Bild: Modellpark Berlin-Brandenburg (Stalinallee)

Rainer Eckert, lange Jahre Direktor des Zeitgeschichtlichen Forums Leipzig, hat eine Publikation verfasst („Umkämpfte Vergangenheit“), die sich als Analyse und umfassender Überblick zu geschichtspolitischen Kontroversen der Bundesrepublik in den letzten 30 Jahren versteht. Das Buch gibt einen interessanten Einblick in die DDR-Aufarbeitungsszene, einen guten Überblick zu Geschichtspolitiken in der Bundesrepublik seit 1989/90 bietet es nicht. Eckert betreibt mit seinem Buch politisch motivierte Geschichtsdeutung. Bis man ihr bei der Lektüre des 296 Druckseiten starken Wälzers auf die Spur kommt, dauert es. Deswegen ist Martin Janders Rezension auch etwas länger geraten und wird in drei Teilen präsentiert.

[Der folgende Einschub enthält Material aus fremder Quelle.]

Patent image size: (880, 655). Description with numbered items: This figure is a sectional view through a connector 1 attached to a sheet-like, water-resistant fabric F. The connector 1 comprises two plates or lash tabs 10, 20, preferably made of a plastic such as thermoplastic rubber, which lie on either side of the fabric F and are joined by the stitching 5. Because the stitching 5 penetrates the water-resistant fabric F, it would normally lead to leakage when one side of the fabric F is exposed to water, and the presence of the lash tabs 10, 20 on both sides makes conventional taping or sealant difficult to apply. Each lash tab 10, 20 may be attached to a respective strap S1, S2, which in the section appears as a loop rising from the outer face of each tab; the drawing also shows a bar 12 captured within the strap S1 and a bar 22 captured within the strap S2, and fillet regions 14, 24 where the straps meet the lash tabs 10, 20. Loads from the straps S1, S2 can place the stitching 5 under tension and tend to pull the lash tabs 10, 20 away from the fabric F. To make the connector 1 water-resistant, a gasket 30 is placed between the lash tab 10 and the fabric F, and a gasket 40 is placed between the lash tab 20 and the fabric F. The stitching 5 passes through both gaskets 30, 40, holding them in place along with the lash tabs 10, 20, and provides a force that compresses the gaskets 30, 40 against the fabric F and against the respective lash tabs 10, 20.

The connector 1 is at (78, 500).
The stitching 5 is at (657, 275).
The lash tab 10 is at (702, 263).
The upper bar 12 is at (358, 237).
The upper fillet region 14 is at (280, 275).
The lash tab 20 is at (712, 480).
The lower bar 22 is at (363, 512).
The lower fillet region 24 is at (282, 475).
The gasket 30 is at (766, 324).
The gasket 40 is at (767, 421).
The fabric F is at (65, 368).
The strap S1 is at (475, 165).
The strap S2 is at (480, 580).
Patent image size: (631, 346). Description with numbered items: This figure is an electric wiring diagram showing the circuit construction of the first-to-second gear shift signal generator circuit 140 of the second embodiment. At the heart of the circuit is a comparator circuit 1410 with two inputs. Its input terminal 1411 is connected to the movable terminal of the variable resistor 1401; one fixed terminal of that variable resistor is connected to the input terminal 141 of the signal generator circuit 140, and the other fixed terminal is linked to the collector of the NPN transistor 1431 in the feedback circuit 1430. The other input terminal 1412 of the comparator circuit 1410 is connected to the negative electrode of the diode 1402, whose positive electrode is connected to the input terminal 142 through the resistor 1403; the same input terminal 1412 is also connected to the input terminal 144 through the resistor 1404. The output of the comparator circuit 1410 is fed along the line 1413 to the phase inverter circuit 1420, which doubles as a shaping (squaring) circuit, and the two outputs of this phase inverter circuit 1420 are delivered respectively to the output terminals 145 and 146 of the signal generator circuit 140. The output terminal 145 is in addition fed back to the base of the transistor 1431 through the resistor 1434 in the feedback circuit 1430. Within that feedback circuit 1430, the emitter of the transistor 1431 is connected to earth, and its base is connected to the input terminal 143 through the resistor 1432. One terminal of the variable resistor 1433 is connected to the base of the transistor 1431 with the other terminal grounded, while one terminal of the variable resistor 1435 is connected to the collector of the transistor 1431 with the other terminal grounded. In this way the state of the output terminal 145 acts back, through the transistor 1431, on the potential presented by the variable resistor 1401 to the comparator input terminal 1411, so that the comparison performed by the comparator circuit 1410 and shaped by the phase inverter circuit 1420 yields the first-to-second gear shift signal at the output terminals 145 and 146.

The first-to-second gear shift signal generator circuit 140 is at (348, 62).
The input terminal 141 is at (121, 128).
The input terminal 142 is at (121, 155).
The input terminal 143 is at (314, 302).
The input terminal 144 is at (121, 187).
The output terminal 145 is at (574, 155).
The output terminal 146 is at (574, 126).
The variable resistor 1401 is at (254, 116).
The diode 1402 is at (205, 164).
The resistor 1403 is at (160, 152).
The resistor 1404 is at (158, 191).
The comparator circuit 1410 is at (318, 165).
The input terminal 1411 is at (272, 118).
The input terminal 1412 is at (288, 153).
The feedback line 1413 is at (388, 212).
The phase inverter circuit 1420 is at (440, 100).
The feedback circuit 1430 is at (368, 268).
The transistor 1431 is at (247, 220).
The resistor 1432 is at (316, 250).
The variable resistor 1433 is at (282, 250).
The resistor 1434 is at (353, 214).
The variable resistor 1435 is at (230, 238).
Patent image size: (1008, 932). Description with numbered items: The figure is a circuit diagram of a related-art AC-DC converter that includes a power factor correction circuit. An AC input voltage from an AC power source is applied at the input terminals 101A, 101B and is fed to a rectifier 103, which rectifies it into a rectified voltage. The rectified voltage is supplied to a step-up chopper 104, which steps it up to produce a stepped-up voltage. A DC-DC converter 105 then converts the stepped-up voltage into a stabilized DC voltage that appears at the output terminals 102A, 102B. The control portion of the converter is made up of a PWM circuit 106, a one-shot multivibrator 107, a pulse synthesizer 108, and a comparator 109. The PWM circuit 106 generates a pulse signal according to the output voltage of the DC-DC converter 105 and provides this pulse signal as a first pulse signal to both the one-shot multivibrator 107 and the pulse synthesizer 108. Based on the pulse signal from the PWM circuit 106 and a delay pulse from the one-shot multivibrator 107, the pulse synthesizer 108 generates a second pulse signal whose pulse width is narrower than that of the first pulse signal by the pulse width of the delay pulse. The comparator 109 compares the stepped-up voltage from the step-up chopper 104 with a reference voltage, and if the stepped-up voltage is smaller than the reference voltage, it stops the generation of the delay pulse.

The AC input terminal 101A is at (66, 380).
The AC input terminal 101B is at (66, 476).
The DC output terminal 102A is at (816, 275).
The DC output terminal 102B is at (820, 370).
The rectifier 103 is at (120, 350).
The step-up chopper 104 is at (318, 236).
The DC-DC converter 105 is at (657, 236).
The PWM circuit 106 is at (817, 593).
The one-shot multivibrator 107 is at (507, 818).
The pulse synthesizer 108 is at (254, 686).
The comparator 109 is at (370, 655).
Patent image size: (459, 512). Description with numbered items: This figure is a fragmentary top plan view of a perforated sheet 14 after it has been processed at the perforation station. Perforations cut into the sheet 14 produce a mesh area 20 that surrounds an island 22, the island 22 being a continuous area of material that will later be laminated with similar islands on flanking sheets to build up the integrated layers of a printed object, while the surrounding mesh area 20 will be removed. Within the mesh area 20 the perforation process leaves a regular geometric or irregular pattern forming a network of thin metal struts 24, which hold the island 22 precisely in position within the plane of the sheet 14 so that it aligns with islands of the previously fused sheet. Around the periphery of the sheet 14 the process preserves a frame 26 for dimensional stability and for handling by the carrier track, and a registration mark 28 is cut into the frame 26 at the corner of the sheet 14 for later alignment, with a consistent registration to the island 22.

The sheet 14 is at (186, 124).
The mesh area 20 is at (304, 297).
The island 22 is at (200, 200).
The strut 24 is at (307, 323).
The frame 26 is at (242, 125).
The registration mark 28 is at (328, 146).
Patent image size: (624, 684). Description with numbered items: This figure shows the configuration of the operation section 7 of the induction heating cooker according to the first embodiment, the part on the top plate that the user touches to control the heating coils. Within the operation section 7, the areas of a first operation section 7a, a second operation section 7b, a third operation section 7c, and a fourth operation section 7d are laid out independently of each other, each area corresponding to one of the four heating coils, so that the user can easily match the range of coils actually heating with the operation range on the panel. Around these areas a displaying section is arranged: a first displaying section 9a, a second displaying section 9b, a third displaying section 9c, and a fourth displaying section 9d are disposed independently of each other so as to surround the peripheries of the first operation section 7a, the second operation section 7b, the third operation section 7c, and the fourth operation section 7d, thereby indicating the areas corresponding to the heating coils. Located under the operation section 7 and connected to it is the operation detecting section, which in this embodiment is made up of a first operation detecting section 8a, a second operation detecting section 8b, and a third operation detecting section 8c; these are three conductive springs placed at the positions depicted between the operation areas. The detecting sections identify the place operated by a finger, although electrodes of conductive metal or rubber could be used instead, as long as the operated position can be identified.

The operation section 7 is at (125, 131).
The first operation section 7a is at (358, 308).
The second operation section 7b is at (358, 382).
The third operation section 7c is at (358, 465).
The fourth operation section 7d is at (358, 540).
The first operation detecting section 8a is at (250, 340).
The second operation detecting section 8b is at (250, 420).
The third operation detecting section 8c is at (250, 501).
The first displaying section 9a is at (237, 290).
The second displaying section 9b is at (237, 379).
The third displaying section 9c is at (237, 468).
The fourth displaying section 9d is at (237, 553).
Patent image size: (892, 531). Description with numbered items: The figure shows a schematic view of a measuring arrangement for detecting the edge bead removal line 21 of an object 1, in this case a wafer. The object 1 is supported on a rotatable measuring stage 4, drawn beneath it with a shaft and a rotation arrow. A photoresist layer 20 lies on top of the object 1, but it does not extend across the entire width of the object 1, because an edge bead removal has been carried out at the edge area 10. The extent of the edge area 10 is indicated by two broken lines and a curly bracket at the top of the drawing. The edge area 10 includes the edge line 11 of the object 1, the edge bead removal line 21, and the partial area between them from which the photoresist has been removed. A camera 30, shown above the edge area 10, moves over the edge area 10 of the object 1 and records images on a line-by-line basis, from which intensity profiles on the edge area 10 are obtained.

Die These des Rezensenten soll dennoch schon zu Beginn verraten werden: Rainer Eckert betreibt eine (ost-)deutsch-deutsche Identitätspolitik, die gegenüber den sich christlich gebenden rechten Politikern und neu-rechten Demokratiegegnern hilflos agiert. Einige der ostdeutschen jüdischen und christlichen Revolutionäre von 1989/90 wussten es da schon besser. Ohne die in der DDR nicht bearbeiteten deutschen Verbrechen von 1933 – 45 ist eine Aufarbeitung der DDR-Geschichte nicht möglich. Hier folgt der Schluss der Rezension.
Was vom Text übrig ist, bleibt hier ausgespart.